Doyle Log Rule Guide
What It Measures
The Doyle log rule is a classic board-foot estimator. It converts log diameter and log length into an expected sawn volume. The method is simple. It is also quick. That makes it useful for field checks, buying notes, and small sawmill planning.
How the Rule Works
The rule uses the small-end diameter inside bark. It also uses log length in feet. Four inches are removed from the diameter. This allowance represents slab and edging loss. The remaining diameter is squared. The value is then adjusted by log length.
Planning Controls
This calculator adds practical planning controls. You can enter quantity, bark allowance, trim loss, defect deduction, waste allowance, and price per board foot. These inputs help you move from raw scale to usable value. They also show how each deduction changes the final estimate.
Understanding the Result
The result area reports gross Doyle volume, grade-adjusted volume, defect loss, waste loss, usable board feet, and estimated value.
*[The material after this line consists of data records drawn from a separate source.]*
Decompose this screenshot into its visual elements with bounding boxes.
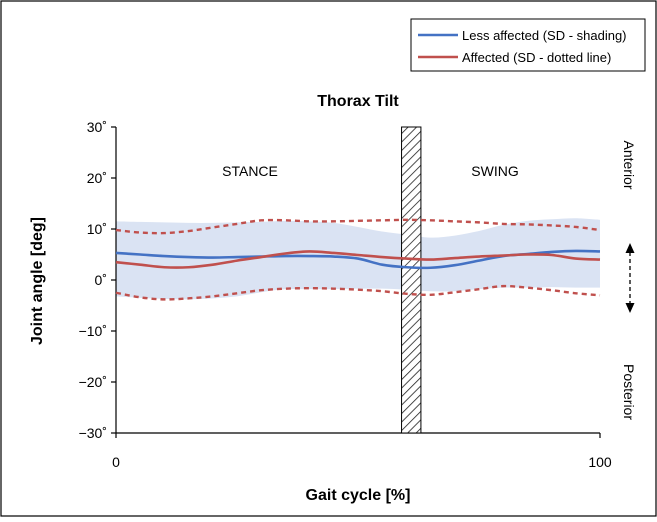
- legend-entry-less-affected: Less affected (SD - shading): [462, 28, 627, 43]
- y-tick-label: −20˚: [79, 374, 107, 390]
- toe-off-layer: [401, 126, 422, 434]
- x-tick-label: 0: [112, 454, 120, 470]
- posterior-label: Posterior: [621, 364, 637, 420]
- affected-mean-line: [115, 250, 601, 269]
- toe-off-band: [401, 126, 422, 434]
- y-tick-label: 30˚: [87, 119, 107, 135]
- x-axis-label: Gait cycle [%]: [306, 487, 411, 504]
- axes-layer: 30˚ 20˚ 10˚ 0˚ −10˚ −20˚ −30˚ 0 100: [79, 119, 612, 470]
- phase-label-swing: SWING: [471, 163, 518, 179]
- anterior-label: Anterior: [621, 140, 637, 189]
- affected-sd-upper-line: [115, 218, 601, 235]
- y-tick-label: 20˚: [87, 170, 107, 186]
- x-tick-label: 100: [588, 454, 612, 470]
- legend-box: [410, 18, 646, 72]
- y-tick-label: −10˚: [79, 323, 107, 339]
- direction-arrow: [625, 243, 635, 313]
- legend: Less affected (SD - shading) Affected (S…: [410, 18, 646, 72]
- affected-sd-lower-line: [115, 284, 601, 301]
- series-layer: [115, 218, 601, 301]
- phase-label-stance: STANCE: [222, 163, 278, 179]
- y-tick-label: 10˚: [87, 221, 107, 237]
- chart-title: Thorax Tilt: [317, 93, 399, 110]
- y-tick-label: −30˚: [79, 425, 107, 441]
- y-axis-label: Joint angle [deg]: [29, 217, 46, 345]
- y-tick-label: 0˚: [95, 272, 107, 288]
- legend-entry-affected: Affected (SD - dotted line): [462, 50, 611, 65]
It also shows converted diameter and length. These details are useful when measurements come from mixed field notes.
Why Diameter Matters
The chart shows how board feet change as diameter changes. This is important because the formula squares the adjusted diameter. A small change in diameter can make a large change in volume. Bigger logs gain board feet quickly. Very small logs may return little volume because of the four-inch allowance.
Accuracy Notes
Use the output as an estimate, not a final sale contract. Real recovery depends on taper, sweep, rot, kerf, sawing pattern, log grade, and local scaling rules. The Doyle rule can understate some large logs and overstate some small situations. Local mills may also use their own rounding methods.
Best Practice
For better decisions, measure carefully. Use the small-end diameter inside bark when possible. Record length after trimming. Apply defect deductions honestly. Compare several logs in a batch. Export the result when you need a simple record for buyers, sellers, or production notes.
Learning Value
The example table gives sample field entries. It helps users test the calculator before using real values. The formula section shows every main equation. The usage section explains the workflow. It supports faster audits during timber purchase discussions and planning. Together, these sections make the tool clear for students, landowners, foresters, and sawmill operators.